JEAN-MICHEL CAVAN, président de la Meulanaise

Vous connaissez sans doute cet orchestre, une institution à Meulan ; il assure l’animation de nombreuses cérémonies et fêtes dans notre secteur ; nous vous invitons à faire plus ample connaissance avec celui qui en assure la présidence, alors … en avant la musique !

Bonjour Jean-Michel. Merci d’accorder un peu de votre temps aux « Echos », votre association, « La Meulanaise », fait partie du patrimoine de notre ville, comment est-elle née ?

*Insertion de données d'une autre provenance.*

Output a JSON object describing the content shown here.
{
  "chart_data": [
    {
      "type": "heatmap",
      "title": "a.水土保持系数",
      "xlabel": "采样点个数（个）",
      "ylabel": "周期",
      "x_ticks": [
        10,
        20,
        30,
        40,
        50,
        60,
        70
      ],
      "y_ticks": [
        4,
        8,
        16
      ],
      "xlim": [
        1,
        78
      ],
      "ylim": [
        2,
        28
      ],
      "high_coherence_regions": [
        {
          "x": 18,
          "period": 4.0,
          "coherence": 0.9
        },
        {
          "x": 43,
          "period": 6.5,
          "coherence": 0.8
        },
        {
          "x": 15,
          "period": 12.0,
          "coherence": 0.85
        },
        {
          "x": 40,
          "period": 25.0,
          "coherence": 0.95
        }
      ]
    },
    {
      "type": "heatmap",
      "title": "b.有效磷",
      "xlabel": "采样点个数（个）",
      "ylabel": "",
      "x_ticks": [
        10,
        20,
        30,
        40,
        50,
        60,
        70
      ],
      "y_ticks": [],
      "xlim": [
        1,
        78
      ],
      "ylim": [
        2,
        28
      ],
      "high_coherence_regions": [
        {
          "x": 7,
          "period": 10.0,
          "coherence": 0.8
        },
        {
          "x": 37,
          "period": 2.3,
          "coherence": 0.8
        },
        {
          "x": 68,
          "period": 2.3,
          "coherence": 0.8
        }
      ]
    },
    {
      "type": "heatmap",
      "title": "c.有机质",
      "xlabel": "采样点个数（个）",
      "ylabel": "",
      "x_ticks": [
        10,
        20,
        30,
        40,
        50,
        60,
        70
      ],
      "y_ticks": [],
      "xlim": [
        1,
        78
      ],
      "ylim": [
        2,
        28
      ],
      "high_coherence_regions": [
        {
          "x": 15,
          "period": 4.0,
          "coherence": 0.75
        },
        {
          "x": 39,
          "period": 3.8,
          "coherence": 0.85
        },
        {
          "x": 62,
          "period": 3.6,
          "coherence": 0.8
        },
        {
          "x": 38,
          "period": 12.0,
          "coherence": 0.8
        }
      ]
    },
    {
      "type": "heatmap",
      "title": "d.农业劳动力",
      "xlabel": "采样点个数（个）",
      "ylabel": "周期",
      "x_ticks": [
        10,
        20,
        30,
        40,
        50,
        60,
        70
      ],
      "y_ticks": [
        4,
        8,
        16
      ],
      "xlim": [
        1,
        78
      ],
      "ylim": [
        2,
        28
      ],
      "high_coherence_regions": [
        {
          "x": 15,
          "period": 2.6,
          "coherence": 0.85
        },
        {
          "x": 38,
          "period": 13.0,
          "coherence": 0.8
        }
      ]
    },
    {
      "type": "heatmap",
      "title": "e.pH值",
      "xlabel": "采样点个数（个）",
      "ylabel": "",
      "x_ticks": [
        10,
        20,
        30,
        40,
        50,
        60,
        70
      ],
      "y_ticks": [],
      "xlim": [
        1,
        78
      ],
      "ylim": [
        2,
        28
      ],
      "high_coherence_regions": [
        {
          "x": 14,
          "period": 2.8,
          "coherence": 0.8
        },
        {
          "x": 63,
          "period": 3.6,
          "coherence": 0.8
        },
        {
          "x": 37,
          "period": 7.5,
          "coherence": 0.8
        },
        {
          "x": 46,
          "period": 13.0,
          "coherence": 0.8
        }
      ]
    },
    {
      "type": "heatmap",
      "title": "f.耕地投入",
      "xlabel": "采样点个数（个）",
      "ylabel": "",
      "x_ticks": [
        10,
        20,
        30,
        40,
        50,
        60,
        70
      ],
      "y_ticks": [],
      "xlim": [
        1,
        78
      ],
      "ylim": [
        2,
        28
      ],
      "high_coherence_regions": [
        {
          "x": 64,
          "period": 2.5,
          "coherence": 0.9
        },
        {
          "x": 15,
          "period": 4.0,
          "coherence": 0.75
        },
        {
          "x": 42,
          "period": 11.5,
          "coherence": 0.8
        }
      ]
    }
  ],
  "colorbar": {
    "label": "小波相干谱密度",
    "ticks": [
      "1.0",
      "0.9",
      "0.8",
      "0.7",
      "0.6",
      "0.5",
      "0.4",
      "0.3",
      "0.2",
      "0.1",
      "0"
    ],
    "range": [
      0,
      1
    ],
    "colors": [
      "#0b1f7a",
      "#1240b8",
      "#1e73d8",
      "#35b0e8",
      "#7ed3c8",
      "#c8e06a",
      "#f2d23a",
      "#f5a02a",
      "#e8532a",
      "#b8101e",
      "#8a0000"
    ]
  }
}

C’est une très vieille histoire, nous avons pu en retrouver les traces au temps de la Révolution Française … en 1789 ! Cette harmonie de Meulan a trouvé ses origines dès cette époque dans la milice de la ville, alors Garde nationale. Le premier dirigeant, je ne sais pas si on parlait à ce moment de président, était un certain monsieur Jean Ribault et, en cherchant un peu, on découvre dans les livres que c’est son fils Etienne qui a pris sa succession, ainsi les Ribault ont dirigé notre ensemble jusqu’en 1855. Nous sommes en possession d’un registre qui relate son histoire jusqu’en 1927. Je n’ai connu que la « Persévérante », C’était alors une fanfare qui jouait de la musique en défilant.

En 1971, Fausto Fabbri, clarinettiste, est devenu son chef. La fanfare participait alors à toutes les festivités de la cité : la « fête de la Rosière » en mai-juin ou la « fête de la saint Côme et saint Damien » en septembre et plus près de nous, les commémorations, armistices du 8 mai ou du 11 novembre ou célébrations du 14 juillet. C’est en 1979 que la Persévérante s’est appelée « La Meulanaise », qui est toujours le nom de notre association. Elle a été au début présidée par Daniel Tesseydou, qui possédait un magasin de musique dans Meulan : « la Boite à musique », puis par Jacques Crevoiserat, Aline Corbeau et ensuite par Michel Coulaty, durant vingt-trois années. Mais notre groupe existe surtout grâce à son ancien chef de musique, Fausto Fabbri.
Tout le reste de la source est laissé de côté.